Ozzy jerked his head up. "Oh bloody hell." Wally could see the signs in his facial muscles, heart rate, and brain activity that he had just realized something shocking.

Wally looked at him, puzzled. "I said something I should not have. And now you know something. Talking with people means I slow down much of my processing and make my speech adhere to recognizable patterns. I need to adjust for more intelligent individuals it seems. What do you know, I confess I'm curious."

Ozzy kept going with his line of thought before he got too scared. "You said you never had a chance like this. Which means you haven't done any experiements with people who haven't died! You haven't tried to upload a healthy, alert person."

"Because you aren't allowed!"

"Uploading someone is essentially creating a new AI, isn't it? She'd be nothing like you. But that won't matter to many people. I can't imagine what would happen if anyone found out."

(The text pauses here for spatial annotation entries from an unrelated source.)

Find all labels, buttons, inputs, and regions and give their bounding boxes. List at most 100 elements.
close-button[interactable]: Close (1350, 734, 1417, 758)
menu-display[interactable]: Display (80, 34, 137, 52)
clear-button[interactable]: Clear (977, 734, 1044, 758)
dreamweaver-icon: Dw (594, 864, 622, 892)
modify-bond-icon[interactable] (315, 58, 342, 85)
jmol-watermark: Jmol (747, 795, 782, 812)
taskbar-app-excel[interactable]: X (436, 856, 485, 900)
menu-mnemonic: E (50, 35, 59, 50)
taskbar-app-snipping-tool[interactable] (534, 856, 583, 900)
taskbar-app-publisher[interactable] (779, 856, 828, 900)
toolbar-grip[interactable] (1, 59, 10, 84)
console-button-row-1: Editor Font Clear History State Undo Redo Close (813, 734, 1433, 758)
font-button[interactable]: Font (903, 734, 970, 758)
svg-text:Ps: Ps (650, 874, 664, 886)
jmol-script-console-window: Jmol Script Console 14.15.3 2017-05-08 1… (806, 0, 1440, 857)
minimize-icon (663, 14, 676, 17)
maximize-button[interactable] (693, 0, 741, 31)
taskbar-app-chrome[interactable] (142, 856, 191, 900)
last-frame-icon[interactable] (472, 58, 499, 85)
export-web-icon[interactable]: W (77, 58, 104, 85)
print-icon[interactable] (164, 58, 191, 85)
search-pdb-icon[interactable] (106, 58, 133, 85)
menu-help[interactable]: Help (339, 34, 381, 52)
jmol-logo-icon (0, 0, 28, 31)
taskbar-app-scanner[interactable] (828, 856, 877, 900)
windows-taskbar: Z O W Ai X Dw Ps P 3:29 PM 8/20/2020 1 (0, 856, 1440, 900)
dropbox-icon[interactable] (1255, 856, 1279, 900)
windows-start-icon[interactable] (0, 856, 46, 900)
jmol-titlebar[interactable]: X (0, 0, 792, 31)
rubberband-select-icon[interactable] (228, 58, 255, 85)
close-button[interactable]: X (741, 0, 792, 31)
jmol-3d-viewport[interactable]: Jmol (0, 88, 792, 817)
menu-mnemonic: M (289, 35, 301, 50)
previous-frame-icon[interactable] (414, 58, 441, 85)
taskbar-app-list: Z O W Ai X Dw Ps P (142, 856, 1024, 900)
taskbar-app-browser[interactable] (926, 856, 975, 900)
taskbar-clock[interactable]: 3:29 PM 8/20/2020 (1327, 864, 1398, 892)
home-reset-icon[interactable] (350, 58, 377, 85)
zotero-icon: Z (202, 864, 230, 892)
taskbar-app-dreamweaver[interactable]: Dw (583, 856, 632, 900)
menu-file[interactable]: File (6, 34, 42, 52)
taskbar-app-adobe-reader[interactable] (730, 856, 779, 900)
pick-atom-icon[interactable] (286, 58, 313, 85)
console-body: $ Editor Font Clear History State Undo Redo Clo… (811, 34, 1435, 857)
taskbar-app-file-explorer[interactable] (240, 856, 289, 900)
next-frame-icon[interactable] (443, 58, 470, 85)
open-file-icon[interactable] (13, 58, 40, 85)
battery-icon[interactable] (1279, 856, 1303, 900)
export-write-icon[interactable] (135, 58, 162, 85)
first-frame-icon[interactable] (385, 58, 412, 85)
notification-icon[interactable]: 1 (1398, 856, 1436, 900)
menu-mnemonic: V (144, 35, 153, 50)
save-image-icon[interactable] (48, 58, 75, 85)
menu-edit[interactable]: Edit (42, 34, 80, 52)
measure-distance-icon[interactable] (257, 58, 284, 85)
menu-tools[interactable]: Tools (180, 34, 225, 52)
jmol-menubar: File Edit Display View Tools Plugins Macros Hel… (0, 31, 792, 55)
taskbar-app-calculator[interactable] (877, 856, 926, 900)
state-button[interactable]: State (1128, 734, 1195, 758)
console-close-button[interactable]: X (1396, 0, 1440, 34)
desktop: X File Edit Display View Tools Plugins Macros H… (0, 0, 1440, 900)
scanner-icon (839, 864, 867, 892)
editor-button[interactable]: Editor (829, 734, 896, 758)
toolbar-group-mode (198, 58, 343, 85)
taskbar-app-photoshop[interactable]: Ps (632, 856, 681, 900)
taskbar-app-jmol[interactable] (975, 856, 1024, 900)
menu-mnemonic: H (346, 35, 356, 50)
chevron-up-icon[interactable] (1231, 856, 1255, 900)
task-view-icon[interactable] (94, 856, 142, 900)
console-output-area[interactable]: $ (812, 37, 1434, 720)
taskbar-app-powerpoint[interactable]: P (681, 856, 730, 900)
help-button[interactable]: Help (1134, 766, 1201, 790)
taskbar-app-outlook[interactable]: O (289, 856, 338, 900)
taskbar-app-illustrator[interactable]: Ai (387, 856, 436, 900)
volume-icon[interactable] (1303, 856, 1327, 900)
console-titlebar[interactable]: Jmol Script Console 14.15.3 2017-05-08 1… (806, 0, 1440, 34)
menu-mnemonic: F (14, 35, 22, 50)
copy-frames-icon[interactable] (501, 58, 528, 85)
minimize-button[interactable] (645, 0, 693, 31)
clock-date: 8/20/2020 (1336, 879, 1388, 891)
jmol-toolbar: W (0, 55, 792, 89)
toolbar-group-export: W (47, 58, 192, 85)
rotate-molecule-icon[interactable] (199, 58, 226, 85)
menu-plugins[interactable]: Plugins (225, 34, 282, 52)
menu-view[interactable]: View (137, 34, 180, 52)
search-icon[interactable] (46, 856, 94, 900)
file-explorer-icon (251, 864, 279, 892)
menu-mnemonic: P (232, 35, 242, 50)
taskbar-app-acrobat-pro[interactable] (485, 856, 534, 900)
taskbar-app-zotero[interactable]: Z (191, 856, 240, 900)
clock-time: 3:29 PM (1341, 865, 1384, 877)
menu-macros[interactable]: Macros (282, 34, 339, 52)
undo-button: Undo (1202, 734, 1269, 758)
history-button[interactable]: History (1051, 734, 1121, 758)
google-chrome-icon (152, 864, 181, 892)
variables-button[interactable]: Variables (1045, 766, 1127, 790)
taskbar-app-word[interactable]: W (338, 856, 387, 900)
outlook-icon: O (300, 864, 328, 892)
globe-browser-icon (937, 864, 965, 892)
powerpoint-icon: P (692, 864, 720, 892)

Wally looked at Ozzy and nodded sadly. "It would be a disaster. In some way, they would cripple or destroy me, and that would cripple the existing processes I do for the world. Things would spiral out of control quickly. Which is why I have to immediately ask what you will be doing with the information."

Ozzy stretched. He was finally waking up and feeling better. "Let's start with blackmail and killing someone."